The number 42 homers in multiple ways, especially every April 15, when every Major league Baseball player sports Jackie Robinson’s digits on his jersey. The tribute to the Brooklyn Dodger who cracked the color barrier in 1947 also has taken the form through a new movie starring Chadwick Boseman and Harrison Ford.
Maury Covington, an actor whose family first settled in Myrtle Beach in the 1920s, won a part the movie, something different than he originally planned, but still an experience he said he found “very fortunate.”
The lifelong actor said his Atlanta-based agent had arranged for him to read for “a smaller role” in “42,” but that the movie director, Brian Helgeland, asked him to audition for the “racist cop” part, “which I did,” which, through studying lines, resulted in a “little rant.”
“It’s a nice little role,” Covington said, “small, but juicy.”
By phone last week from home in Jacksonville, Fla., he remembered the “blistering hot” day last June when his lines were filmed, at a former military installation in Atlanta, on a field used to emulate a minor-league diamond in Florida.
Working with Boseman, who portrayed Robinson, Covington called that role by the “young fellow a yeoman’s task,” especially seeing him film dialogue in the morning and the baseball play in the afternoon.
“Any lesser man would have crumbled,” Covington said.
MB ties since 1920s
Growing up in Myrtle Beach, accustomed to summer heat, he said his family has had ties “one way or another” to the area since the 1920s, when his grandparents bought a site.
“The SkyWheel’s on part of the property that was my grandparents’ cottage,” he said.
Covington said as the son of an Army soldier who moved around then retired to Myrtle Beach, he loved starting his teen years and staying through 11th grade. He said still considers the Myrtle Beach High School Class of 1962 his own, although he transferred for his senior year to the former Staunton Military Academy, in President Woodrow Wilson’s hometown in Virginia.
After four years in the Army, include a tenure in special forces, Covington went on to American University in Washington, D.C., before settling in New York, “where I spent most of my career.”
A college sports enthusiast, especially for Duke University basketball, he kindled some baseball memories from youth.

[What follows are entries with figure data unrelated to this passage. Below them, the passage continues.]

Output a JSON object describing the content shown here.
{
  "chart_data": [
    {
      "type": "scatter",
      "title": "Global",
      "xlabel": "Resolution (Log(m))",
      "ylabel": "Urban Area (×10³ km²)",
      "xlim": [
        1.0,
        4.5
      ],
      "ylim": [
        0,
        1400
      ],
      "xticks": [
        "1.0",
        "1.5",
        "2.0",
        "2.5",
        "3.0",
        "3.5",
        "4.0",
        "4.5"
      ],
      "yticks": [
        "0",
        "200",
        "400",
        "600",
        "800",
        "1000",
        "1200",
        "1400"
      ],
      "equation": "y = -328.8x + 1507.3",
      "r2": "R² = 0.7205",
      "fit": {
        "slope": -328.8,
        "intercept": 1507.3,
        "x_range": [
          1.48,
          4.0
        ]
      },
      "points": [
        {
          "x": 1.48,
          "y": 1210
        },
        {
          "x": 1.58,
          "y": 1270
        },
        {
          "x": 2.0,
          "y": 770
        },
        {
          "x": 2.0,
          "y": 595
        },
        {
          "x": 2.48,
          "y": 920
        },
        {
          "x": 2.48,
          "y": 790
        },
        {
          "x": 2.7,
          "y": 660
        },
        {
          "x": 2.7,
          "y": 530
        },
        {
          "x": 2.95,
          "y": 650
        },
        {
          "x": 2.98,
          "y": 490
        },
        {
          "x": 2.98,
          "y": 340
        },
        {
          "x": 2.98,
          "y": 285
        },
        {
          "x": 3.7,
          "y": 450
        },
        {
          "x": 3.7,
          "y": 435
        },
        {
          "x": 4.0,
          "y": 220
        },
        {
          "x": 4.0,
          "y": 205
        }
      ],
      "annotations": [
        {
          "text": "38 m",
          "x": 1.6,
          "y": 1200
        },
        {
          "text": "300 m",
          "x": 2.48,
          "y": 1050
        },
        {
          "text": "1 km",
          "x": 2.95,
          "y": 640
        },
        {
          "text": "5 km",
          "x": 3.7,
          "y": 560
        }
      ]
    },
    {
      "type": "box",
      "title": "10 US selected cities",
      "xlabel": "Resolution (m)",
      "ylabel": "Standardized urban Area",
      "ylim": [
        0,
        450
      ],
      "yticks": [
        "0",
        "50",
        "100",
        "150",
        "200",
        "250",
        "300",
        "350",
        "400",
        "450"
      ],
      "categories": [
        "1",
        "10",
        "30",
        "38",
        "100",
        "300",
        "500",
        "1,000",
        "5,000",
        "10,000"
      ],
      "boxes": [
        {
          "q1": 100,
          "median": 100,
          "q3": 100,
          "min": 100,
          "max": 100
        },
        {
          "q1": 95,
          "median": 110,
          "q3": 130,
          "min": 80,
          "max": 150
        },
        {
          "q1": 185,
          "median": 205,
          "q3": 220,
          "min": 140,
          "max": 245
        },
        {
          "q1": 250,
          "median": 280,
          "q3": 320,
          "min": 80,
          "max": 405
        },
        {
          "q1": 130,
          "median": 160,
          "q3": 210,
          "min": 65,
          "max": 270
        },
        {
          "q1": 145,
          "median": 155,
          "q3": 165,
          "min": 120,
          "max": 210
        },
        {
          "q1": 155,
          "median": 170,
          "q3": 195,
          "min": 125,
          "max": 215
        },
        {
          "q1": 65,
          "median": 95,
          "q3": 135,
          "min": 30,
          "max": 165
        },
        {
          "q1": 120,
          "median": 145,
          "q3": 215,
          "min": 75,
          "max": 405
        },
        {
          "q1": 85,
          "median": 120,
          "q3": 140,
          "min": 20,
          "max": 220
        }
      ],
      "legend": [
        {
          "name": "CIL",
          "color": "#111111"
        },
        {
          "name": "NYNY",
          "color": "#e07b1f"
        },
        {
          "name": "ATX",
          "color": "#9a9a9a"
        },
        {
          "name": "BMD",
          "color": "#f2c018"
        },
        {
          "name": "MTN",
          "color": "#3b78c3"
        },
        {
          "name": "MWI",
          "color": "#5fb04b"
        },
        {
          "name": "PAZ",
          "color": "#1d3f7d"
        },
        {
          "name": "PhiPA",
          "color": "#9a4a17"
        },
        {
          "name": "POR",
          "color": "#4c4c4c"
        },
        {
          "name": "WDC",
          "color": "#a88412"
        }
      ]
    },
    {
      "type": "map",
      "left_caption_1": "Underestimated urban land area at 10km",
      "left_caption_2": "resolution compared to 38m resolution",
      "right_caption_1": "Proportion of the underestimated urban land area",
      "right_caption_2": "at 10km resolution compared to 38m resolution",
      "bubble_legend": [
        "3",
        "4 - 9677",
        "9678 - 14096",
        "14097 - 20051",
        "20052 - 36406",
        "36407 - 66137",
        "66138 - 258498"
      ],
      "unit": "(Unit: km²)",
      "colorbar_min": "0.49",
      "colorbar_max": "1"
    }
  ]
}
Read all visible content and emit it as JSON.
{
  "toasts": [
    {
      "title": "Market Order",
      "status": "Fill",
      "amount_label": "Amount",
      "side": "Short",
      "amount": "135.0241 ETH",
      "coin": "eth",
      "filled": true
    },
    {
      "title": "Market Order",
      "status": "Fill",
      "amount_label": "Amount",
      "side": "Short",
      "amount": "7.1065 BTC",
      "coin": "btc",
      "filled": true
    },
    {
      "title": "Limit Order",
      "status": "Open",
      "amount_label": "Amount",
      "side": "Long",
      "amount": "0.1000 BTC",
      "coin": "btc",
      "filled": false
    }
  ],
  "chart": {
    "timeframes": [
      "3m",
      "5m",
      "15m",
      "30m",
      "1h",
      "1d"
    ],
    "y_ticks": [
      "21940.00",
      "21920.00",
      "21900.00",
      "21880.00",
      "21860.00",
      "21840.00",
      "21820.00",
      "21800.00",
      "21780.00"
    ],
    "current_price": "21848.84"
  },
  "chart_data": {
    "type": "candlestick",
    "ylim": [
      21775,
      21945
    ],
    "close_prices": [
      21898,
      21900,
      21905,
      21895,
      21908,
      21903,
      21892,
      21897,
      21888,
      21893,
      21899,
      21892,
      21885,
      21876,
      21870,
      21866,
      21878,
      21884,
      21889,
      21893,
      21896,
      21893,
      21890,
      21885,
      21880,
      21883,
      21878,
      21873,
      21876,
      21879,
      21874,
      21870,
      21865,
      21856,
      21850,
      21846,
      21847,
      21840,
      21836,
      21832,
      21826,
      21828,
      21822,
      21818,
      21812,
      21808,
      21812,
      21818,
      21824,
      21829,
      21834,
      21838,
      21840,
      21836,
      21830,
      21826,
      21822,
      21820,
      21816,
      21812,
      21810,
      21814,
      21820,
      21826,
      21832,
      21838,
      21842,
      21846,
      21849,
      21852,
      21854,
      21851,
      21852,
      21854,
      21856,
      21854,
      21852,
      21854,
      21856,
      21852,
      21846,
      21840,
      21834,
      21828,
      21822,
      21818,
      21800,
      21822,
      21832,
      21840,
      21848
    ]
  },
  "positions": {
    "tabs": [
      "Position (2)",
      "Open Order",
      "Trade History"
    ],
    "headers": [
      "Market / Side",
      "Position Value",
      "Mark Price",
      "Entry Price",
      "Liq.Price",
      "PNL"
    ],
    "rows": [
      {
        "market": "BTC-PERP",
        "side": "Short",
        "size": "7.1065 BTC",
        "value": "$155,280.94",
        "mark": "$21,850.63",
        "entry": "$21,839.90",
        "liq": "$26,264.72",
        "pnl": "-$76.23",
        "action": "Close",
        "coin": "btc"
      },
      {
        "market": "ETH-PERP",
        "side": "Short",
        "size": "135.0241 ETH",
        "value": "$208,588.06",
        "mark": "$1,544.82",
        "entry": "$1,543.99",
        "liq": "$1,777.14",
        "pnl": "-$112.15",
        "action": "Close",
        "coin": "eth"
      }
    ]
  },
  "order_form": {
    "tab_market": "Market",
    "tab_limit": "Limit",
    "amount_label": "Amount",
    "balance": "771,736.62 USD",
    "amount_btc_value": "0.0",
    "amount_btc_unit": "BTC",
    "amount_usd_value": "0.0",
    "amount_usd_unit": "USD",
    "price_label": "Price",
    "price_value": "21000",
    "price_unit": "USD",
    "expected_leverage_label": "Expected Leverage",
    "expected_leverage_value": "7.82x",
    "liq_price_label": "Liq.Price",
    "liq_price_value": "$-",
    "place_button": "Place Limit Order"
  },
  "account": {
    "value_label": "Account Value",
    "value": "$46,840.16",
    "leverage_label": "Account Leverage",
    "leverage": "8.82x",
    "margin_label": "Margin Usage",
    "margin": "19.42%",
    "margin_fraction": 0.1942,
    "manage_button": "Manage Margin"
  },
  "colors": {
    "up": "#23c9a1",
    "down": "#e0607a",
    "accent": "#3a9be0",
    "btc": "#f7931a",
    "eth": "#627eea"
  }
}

“I was crazy about the New York Giants,” he said, “and I was crazy about Willie Mays, and I still followed him when they went to San Francisco.”
He also built a loyalty for the Atlanta – formerly Boston – Braves, after having lived in Millford, Conn.
School reunions score
He still has a residence in Pawleys Island, and keeps up regular visits as he did annually earlier in his childhood.
Covington said he’s appreciated inclusion in some Myrtle Beach High reunions.
“I’ve stayed in touch many of my classmates,” he said.
He said his “start in show business in junior high, right there the old Myrtle Beach High School,” when all the grade levels of school building were connected.
Larry and Susan Wadley of Pawleys Island have kept in touch with Covington since their school days, and they delighted to see him at their 50th reunion in October.
“He’s a friend of ours,” said Susan Wadley, who has seen TV commercials for “42” and will join a group for a night out this Friday to see it.
She also said Covington had told them of his role, but “he was very unassuming about it.”
Larry Wadley, a classmate who moved to Myrtle Beach in 1958, remembered a play that included his wife and Covington, who “lunged forward,” wiping out several of her lines.
“She jokingly accused him of ruining her acting career,” Larry Wadley said with a laugh.
He and his wife would go on to long vocations in teaching and finance credit management, respectively.
The title role in a school play called “Wilbur Faces Life” left an impression on Covington, a story he said centered on a young man who was about to pick the wrong girl, but a fairy godfather showed him what life would be like.
“It was a great thrill to do something well enough that people get a big kick out of it or were moved in some way,” Covington said.